In contrast to autism, individuals with Williams Syndrome (WMS) show conserved cerebellar volume and disproportionately enlargement of VI-VII and VIII-X despite reduced cerebral volumes (Jernigan & Bellugi, 1990
; Reiss et al., 2000
; Schmitt et al., 2001
). Individuals with WMS are socially motivated, although the disorders share characteristics of abnormalities in motor coordination and gait. Of note, Schaefer et al. (1996)
have observed that hypoplasia of cerebellar vermal lobules VI and VII is a diagnostically nonspecific finding that occurs in a number of other developmental disorders. For example, decreases in vermal size have been reported in association with ADHD, fragile X, Schizophrenia, velo-cardio-facial syndrome, and Joubert syndrome (e.g., Holroyd et al., 1991
; Mostofsky et al., 1998
; Nopoulos et al., 1999
; Eliez et al., 2001
; Campbell et al., 2006
). Thus, cerebellum structures may be genetically unstable, environmentally susceptible, or sensitive to downstream alterations by other affected regions.
What might cause relative decreases in vermal area? It has been suggested that there are two types of cerebellar pathology in autism. First, there may be structural hypoplasia of posterior vermal lobes VI-VII and cerebellar hemispheres related to severe Purkinje neuron loss.
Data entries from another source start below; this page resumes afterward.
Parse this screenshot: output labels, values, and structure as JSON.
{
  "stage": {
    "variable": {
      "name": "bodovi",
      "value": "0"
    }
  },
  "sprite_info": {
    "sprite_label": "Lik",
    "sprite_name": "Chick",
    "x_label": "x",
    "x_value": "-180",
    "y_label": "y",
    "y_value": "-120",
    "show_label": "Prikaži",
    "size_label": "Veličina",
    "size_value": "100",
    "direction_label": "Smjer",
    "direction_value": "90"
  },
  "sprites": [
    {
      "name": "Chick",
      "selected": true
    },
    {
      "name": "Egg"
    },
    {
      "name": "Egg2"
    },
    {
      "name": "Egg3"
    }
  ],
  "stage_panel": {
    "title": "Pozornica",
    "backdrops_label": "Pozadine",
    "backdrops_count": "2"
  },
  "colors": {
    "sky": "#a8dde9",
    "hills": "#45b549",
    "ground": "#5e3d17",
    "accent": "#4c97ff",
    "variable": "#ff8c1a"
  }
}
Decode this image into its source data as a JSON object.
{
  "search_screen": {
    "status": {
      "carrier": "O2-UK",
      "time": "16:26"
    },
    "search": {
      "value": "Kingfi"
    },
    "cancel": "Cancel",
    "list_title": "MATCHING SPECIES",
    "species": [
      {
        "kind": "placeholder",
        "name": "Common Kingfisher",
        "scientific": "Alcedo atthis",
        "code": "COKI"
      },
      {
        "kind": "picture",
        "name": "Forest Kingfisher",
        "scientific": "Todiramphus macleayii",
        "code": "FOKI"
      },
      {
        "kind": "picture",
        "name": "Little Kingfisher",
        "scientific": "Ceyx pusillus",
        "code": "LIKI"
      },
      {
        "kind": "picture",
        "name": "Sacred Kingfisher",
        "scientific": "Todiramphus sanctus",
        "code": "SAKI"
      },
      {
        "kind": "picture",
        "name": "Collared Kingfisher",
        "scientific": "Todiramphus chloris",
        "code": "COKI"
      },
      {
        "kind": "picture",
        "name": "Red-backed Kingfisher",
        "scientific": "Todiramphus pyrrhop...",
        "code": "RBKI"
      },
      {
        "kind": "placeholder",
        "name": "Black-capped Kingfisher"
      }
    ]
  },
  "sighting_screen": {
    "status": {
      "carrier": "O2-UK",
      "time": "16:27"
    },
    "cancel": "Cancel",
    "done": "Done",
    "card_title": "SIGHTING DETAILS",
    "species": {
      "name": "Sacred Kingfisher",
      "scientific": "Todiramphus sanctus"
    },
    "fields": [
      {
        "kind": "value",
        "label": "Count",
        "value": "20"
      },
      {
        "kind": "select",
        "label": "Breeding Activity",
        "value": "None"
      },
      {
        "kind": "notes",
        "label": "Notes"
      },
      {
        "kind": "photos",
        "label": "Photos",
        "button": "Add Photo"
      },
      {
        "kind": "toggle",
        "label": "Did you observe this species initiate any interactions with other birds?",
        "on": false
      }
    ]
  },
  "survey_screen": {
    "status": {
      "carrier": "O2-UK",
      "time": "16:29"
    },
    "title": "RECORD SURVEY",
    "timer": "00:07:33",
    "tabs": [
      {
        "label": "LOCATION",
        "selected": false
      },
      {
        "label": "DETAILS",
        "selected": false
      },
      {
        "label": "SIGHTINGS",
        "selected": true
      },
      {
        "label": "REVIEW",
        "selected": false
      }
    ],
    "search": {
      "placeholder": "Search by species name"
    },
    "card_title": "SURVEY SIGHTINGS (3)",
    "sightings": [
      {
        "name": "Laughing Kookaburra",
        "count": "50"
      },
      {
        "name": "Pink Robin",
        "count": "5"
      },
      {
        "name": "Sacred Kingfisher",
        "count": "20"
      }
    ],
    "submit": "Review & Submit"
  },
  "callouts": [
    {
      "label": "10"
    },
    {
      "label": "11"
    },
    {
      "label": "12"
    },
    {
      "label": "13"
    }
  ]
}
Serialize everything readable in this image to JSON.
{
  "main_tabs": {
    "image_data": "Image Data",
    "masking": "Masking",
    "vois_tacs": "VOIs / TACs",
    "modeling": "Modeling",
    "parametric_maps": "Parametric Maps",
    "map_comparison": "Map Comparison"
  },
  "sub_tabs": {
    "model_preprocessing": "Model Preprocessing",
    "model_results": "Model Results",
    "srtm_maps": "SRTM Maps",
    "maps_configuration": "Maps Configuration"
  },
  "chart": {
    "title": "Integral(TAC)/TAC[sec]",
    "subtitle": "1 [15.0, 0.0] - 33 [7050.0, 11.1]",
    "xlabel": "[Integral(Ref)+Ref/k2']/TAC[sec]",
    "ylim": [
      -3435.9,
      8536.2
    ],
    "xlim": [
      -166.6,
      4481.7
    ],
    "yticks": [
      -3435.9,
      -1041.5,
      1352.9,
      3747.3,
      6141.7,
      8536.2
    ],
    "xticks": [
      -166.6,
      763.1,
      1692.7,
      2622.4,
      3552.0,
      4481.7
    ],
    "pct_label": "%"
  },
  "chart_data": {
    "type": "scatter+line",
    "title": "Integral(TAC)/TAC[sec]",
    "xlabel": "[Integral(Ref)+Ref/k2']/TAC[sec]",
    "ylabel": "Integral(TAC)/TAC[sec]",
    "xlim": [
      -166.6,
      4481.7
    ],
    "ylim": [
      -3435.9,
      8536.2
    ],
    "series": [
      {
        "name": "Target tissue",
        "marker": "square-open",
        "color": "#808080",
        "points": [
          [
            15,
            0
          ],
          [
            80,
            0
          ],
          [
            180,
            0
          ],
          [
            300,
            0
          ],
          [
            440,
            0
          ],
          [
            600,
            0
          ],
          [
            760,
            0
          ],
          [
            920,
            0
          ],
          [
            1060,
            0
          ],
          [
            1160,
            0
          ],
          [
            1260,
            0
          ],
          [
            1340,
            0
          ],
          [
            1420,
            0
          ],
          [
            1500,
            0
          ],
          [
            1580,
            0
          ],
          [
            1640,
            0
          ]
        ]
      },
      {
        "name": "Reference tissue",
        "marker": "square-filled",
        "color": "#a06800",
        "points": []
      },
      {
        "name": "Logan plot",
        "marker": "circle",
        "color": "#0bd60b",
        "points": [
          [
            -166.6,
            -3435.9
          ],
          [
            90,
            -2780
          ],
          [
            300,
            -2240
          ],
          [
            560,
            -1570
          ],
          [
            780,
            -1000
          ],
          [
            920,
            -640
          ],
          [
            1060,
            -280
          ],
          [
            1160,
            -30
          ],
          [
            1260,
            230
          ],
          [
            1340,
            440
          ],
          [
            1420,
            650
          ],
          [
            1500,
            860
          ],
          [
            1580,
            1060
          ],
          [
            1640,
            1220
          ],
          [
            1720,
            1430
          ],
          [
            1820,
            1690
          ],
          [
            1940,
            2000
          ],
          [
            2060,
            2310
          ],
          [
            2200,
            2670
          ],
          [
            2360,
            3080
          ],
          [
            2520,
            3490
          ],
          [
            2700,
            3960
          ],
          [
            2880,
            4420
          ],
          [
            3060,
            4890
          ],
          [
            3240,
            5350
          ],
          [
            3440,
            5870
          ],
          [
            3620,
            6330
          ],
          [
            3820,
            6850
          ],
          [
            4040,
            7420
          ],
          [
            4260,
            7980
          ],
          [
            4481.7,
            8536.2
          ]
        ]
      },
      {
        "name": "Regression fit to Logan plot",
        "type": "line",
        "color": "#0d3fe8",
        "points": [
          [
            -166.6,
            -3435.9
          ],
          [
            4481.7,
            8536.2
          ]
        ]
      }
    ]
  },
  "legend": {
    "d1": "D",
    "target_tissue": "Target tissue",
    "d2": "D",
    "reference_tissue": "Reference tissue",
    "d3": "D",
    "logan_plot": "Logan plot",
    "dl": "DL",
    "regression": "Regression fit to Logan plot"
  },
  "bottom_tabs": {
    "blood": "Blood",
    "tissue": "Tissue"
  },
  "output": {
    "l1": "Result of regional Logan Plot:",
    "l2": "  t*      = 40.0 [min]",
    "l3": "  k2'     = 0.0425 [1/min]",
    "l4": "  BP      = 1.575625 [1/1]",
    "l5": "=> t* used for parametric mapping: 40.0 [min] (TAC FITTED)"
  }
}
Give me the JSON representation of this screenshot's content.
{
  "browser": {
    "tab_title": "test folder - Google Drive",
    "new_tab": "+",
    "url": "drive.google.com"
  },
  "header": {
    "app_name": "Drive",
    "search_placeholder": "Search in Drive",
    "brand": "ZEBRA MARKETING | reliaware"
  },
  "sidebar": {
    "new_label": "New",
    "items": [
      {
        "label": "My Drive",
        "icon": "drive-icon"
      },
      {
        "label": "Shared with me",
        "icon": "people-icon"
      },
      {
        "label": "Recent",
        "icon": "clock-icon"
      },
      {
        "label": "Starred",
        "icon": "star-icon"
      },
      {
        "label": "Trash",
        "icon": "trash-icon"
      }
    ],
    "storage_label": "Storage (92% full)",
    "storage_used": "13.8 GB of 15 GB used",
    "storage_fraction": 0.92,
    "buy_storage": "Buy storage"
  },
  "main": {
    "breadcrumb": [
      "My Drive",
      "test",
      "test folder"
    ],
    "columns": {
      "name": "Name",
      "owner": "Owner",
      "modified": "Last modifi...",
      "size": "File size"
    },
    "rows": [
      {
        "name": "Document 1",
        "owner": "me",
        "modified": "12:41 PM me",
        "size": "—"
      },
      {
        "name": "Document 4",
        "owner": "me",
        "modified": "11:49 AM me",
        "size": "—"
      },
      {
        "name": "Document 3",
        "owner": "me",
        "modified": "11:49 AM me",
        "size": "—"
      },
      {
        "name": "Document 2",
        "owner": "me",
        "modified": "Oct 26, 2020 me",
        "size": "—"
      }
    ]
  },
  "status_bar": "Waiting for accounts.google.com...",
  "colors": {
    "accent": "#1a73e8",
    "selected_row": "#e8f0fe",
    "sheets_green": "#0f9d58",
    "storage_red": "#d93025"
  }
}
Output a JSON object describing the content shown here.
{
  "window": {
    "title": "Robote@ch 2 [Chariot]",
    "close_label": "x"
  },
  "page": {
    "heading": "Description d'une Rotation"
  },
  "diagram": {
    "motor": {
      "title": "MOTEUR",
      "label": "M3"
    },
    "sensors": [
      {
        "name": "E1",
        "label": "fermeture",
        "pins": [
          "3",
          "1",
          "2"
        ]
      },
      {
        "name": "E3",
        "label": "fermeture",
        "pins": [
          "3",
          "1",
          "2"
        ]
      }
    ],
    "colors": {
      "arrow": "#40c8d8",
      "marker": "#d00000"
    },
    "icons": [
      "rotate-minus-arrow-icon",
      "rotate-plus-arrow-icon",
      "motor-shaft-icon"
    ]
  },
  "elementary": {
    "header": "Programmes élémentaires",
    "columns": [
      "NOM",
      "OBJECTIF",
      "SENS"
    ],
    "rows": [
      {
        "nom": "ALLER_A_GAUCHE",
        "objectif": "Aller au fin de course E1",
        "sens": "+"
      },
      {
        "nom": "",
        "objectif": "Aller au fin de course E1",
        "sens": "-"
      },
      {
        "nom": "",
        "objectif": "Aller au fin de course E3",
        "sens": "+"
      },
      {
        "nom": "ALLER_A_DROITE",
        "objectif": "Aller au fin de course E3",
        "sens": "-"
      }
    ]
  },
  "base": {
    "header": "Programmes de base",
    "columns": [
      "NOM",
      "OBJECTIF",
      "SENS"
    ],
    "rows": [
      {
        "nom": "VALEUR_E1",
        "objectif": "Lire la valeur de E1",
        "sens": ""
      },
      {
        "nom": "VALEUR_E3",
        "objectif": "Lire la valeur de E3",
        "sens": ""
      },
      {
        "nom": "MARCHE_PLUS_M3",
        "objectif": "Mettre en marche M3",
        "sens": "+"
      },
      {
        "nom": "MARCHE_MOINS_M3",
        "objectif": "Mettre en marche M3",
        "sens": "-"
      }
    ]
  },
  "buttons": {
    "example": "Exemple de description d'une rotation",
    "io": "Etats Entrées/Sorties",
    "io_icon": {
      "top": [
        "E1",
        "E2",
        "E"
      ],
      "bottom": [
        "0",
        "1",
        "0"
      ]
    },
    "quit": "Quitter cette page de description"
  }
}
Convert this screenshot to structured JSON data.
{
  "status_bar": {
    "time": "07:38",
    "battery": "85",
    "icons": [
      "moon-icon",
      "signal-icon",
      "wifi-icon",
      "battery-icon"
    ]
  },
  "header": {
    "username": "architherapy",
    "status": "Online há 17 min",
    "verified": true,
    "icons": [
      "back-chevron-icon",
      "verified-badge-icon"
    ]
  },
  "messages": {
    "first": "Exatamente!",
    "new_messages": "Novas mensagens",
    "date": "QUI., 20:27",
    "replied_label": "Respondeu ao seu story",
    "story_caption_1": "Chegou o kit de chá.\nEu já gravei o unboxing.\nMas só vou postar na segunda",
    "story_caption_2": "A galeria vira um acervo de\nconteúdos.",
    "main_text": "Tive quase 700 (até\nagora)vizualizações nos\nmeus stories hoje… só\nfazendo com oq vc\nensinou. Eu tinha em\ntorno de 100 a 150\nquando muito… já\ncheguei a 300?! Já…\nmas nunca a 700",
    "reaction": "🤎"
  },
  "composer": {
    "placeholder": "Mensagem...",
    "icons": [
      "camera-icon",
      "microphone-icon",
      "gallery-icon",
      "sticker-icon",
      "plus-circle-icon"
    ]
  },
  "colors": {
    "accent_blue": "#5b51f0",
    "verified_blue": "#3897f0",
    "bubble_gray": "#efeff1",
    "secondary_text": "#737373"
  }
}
Second, hypoplasia may result from a failure to develop appropriate prefrontal – neocerebellar circuitry. The posterior vermis has a long postnatal development period and develops in parallel with frontal and prefrontal structures (Schmanhmann, 1991
; Ciesielski et al., 1997
). Deficits at any levels of the circuitry may result in eventual neuronal loss in the cerebellum.
Although the cerebellar system it has consistently been identified as a region of abnormality in histopathological postmortem studies of autism, the link between anatomical measurements and the autism phenotype is unclear. Future investigations of cerebellar dysmorphology that include targeted functional assessments, are appropriate for across species use, and allow for the assessment of developmental stages of the disorder will provide valuable evidence about the role cerebellar circuitry plays in ASD.